In Darjeeling, we encountered tourists of all kinds: fashionable Nepali teenage girls who wanted a photo with us, American backpackers flocking to WiFi in an alarmingly Brooklyn-style café, Indians from around the northeast. We wanted to hear about local culture—the Tibetan influence, the tourism industry, the continued existence of colonial-era continental restaurants and resorts—but our Buddhist homestay host turned instead to theories about the connection between ISIS and Angela Merkel as we huddled around his space heater.

“The government created ISIS, and now they won’t take in any refugees,” he explained. “It’s all there online, but the media isn’t reporting it.”

He offered us black tea, wondering if, as American coffee-drinkers, it might be unfamiliar. When we demurred because of the late hour, he insisted that the idea that tea contained caffeine was a myth, and also warned us against the ubiquitous chai we consumed by the miniature, ceramic cupful. Milky, full of sugar and cardamom, this seemingly national drink of India, he claimed, was in fact a chemical byproduct posing as tea.

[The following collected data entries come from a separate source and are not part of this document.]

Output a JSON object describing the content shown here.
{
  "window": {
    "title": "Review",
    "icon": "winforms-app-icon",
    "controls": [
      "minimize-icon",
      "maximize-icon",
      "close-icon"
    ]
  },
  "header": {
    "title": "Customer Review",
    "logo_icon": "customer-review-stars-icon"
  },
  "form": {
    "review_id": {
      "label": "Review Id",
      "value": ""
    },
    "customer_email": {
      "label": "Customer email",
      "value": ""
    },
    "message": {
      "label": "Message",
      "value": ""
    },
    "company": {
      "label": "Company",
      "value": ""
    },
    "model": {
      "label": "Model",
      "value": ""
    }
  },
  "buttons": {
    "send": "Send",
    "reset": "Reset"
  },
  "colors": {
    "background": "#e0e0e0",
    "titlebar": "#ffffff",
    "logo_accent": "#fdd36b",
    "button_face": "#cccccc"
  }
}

Towards the end of the trip, exhausted and fed up with processing the raw information of our experience, we turned back to familiar narratives of India. We hijacked university Internet, surreptitiously torrenting Wes Anderson movies with palpable shame. It wasn’t just that we missed American culture; we wanted to see American narratives of India, specifically to be told how to think about the place we were in. We watched “The Darjeeling Limited,” “Bend It Like Beckham,” and, abandoning all pretense of decency, “Slumdog Millionaire.” I felt dirty, voyeuristic. It was as grotesque to me as it had seemed the first time I saw it in theaters, profiting on poverty and violence, spinning a happy ending with a Bollywood-esque dance number. But, although I recognized some of its imagery after three weeks in India, I had no better read on how realistic its depictions were, or how reasonable or acceptable a story it made. Of course, the movie doesn’t describe what India is like—as a quintessential hero’s journey, “Slumdog Millionaire” is about what happens to Jamal. Perhaps frustratingly, but still necessarily, my stories from India are about what happened to me there, and nothing else. In both seeking and resisting narrative, my stories of the trip have probably morphed by now into a mix of inherited images, retrospectively romanticized adventures, and a jumble of sensations and strange details. Several weeks out, the photos and the souvenirs have already taken on meanings they never really had: things chosen randomly and opportunistically, and now forced to contain the entirety of the trip. When asked how my trip to India was, I’ve settled on the non-answer, “intense.”